My thinking is that I could use Rolle's Theorem. This theorem states that if we let $f$ be continuous on a closed interval $[a,b]$ and differentiable on the open interval $(a,b)$. So if $f(a)=f(b)$ then there is at lest one point $c$ in $(a,b)$ where $f'(c)=0$
Can I use this logic? and if so how?
 A: If $f$ is not identically zero, there must be some minimal $N$ such that $a_N\neq0$. This implies
$$f(x)=x^N\sum_{n=0}^\infty a_{n+N}x^n.$$
In particular, we have $\lim_{x\to0}\frac{f(x)}{x^N}=a_N$. Since $x_k\neq0$ and $f(x_k)=0$, this implies
$$0=\frac{f(x_k)}{x_k^N}\to a_N\qquad\text{as }k\to\infty,$$
that is, $a_N=0$ which is a contradiction.

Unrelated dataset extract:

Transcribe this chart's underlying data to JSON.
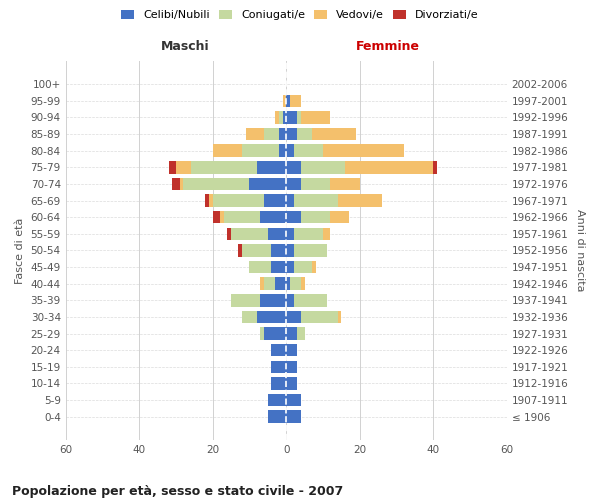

This completes the proof.
A: Notation: $f^{(j)}$ denotes the $j$th derivative of $f$, with $f^{(0)}=f$.
(I). Suppose $\{n:x_n>0\}$ is infinite. Take a strictly decreasing positive sub-sequence $(y_{0,n})_n$ of $(x_n)_n$. 
Let $S(j)$ be the sentence: There exists a strictly decreasing sequence $(y_{j,n})_n$ in $(0,R)$, converging to $0,$ with $f^{(j)}(y_{j,n})=0$ for all $n.$ 
We have $S(0).$
If $S(j)$ then  by Rolle's Theorem, for each $n$ there exists $y_{j+1,n}\in (y_{j,n+1},y_{j,n})$ with $f^{(j+1)}(y_{j+1,n})=0.$ So $S(j)\implies S(j+1).$
So by induction on $j$ we have $S(j)$ for all $j\geq 0.$ 
Each $f^{(j)}$ is differentiable and therefore continuous, so for each $j$ we have $$j!a_j=f^{(j)}(0)=\lim_{n\to \infty}f^{(j)}(y_{j,n})=\lim_{n\to \infty}0=0.$$
(II). If $\{n:x_n>0\}$ is finite then $\{n:x_n<0\}$ is infinite and we can take a strictly increasing negative sub-sequence $(y_{0,n})_n$ of $(x_n)_n$ and proceed simiarly to the method of (I)...... Alternatively, we can let $g(x)=f(-x)$ and apply (I) to $g,$ and the last line is $(-1)^j\cdot j!a_j=0$.